Charbel Khoury relâché après une journée de mobilisation en sa faveur

Dans un contexte de pression exercée par la rue, Charbel Cordahi, conseiller du chef du CPL, a annoncé qu’il comptait retirer sa plainte à l’encontre du jeune militant.

L’activiste Charbel Khoury. Photo tirée de la page FB de Beyrouth Madinati

La bataille pour la liberté d’expression a finalement vaincu hier la vague liberticide qui déferle sur les blogueurs, activistes et journalistes pour anéantir leur courage d’exprimer de violentes critiques contre une classe au pouvoir qu’ils accusent de mauvaise gouvernance et de corruption. Sous une très forte pression d’avocats volontaires ainsi que de la rue et des réseaux sociaux, l’activiste Charbel Khoury, une des plus récentes victimes de ce rouleau compresseur, a été relâché hier en début de soirée. Il avait été arrêté en matinée après avoir été entendu par le bureau de lutte contre la cybercriminalité (FSI) dans le cadre d’une plainte pour diffamation présentée contre lui par Charbel Cordahi, conseiller du chef du Courant patriotique libre (CPL), Gebran Bassil. Ce n’est pas la première fois que M. Khoury a des déboires en raison de son franc-parler. Il a souvent été interpellé devant le même bureau, sachant qu’il exprime sur Twitter et d’autres réseaux sociaux des commentaires qui fâchent parfois, comme par exemple une blague outrageuse sur saint Charbel en juillet 2018.

Interrogé par L’Orient-Le Jour sur les motifs ayant conduit cette fois-ci à son arrestation, un des avocats de l’activiste, Jad Tohmé, qui fait partie du comité de volontaires pour la défense des militants du mouvement du 17 octobre, affirme que M. Khoury avait posté un tweet dans lequel il attaque violemment la classe au pouvoir pour ses tentatives d’imposer davantage de taxes aux Libanais, alors que ceux-ci pâtissent déjà d’une situation économique désastreuse. Il avait commenté un tweet de Charbel Cordahi qui prônait, via Twitter également, « un plan de salut dans lequel aucun responsable de l’effondrement économique ne serait épargné ». « Maudits soient ceux qui vous ont portés au pouvoir, espèces de chiens », avait répliqué M. Khoury, accompagnant son commentaire d’un mot obscène adressé au conseiller du chef du CPL, qui a alors déposé contre lui une plainte en diffamation devant le parquet d’appel du Mont-Liban.
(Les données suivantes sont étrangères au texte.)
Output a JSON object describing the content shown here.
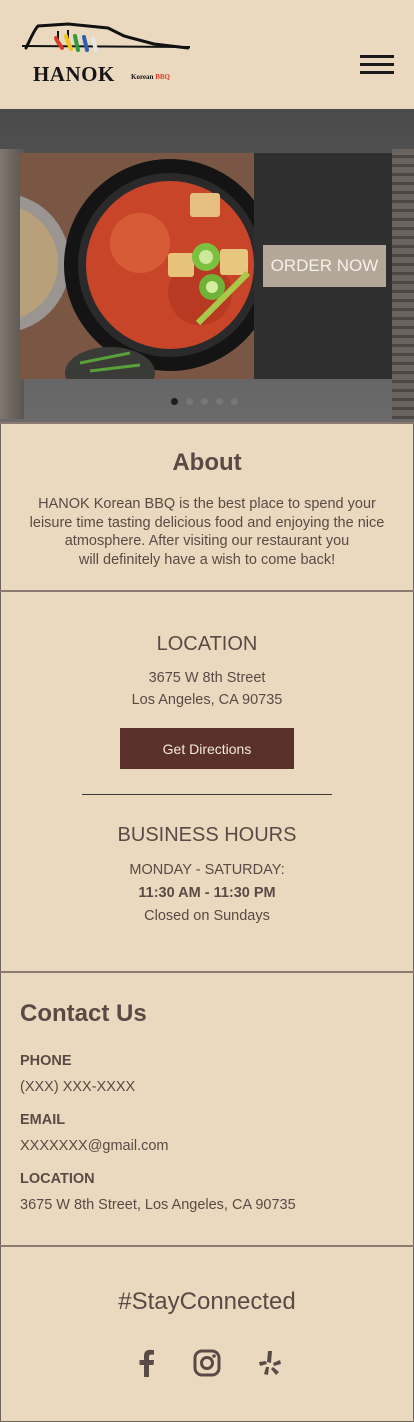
{
  "header": {
    "logo_text": "HANOK",
    "logo_sub_korean": "Korean",
    "logo_sub_bbq": "BBQ",
    "menu_icon": "hamburger-menu-icon"
  },
  "hero": {
    "order_label": "ORDER NOW",
    "slide_count": 5,
    "active_slide": 1
  },
  "about": {
    "title": "About",
    "lines": [
      "HANOK Korean BBQ is the best place to spend your",
      "leisure time tasting delicious food and enjoying the nice",
      "atmosphere. After visiting our restaurant you",
      "will definitely have a wish to come back!"
    ]
  },
  "location": {
    "title": "LOCATION",
    "street": "3675 W 8th Street",
    "city": "Los Angeles, CA 90735",
    "directions_label": "Get Directions"
  },
  "hours": {
    "title": "BUSINESS HOURS",
    "days": "MONDAY - SATURDAY:",
    "time": "11:30 AM - 11:30 PM",
    "closed": "Closed on Sundays"
  },
  "contact": {
    "title": "Contact Us",
    "phone_label": "PHONE",
    "phone_value": "(XXX) XXX-XXXX",
    "email_label": "EMAIL",
    "email_value": "XXXXXXX@gmail.com",
    "location_label": "LOCATION",
    "location_value": "3675 W 8th Street, Los Angeles, CA 90735"
  },
  "footer": {
    "title": "#StayConnected",
    "icons": [
      "facebook-icon",
      "instagram-icon",
      "yelp-icon"
    ]
  },
  "colors": {
    "background": "#ebd9bf",
    "text": "#5a4a45",
    "button": "#5a302a",
    "order_button": "#b3a797"
  }
}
Selon Me Tohmé, M. Khoury justifie le ton corsé qu’il a utilisé par le fait qu’il a par le passé critiqué avec plus de courtoisie le pouvoir mais n’a jamais été entendu.

Indigné de l’arrestation du militant, l’avocat relate les circonstances dans lesquelles celle-ci a eu lieu. « Après avoir été interrogé, Charbel Khoury s’est vu enjoindre par le bureau de la cybercriminalité de signer un document dans lequel il s’engage à respecter les lois, mais il s’est interdit de le faire, jugeant que tout citoyen doit respecter les lois et que personne n’est donc obligé de signer un tel engagement. Avant de se rendre à l’interrogatoire, l’activiste avait montré sa détermination à mener jusqu’au bout sa bataille pour la liberté d’expression et a donc manifesté son refus d’obtempérer. Le bureau des FSI est alors entré en contact avec la procureure générale près la cour d’appel du Mont-Liban, Ghada Aoun, qui a donné ordre de l’appréhender. »


(Lire aussi : Dima Sadek et Gino Raïdy jeudi devant la justice)


« Scandale judiciaire »

« Cette arrestation constitue un scandale judiciaire, elle n’est ni légale ni logique », fulmine Me Tohmé. « Sur quelle base un justiciable convoqué pour présenter sa déposition est-il mis aux arrêts ? » se demande-t-il, avant d’indiquer : « En tout état de cause, sachant que le délit dont est accusé l’activiste est passible d’une sanction maximale d’un an, il est de coutume que ce type de délit ne fasse l’objet d’un mandat d’arrêt ni par le parquet ni même plus tard par le juge d’instruction en charge d’enquêter sur l’affaire. »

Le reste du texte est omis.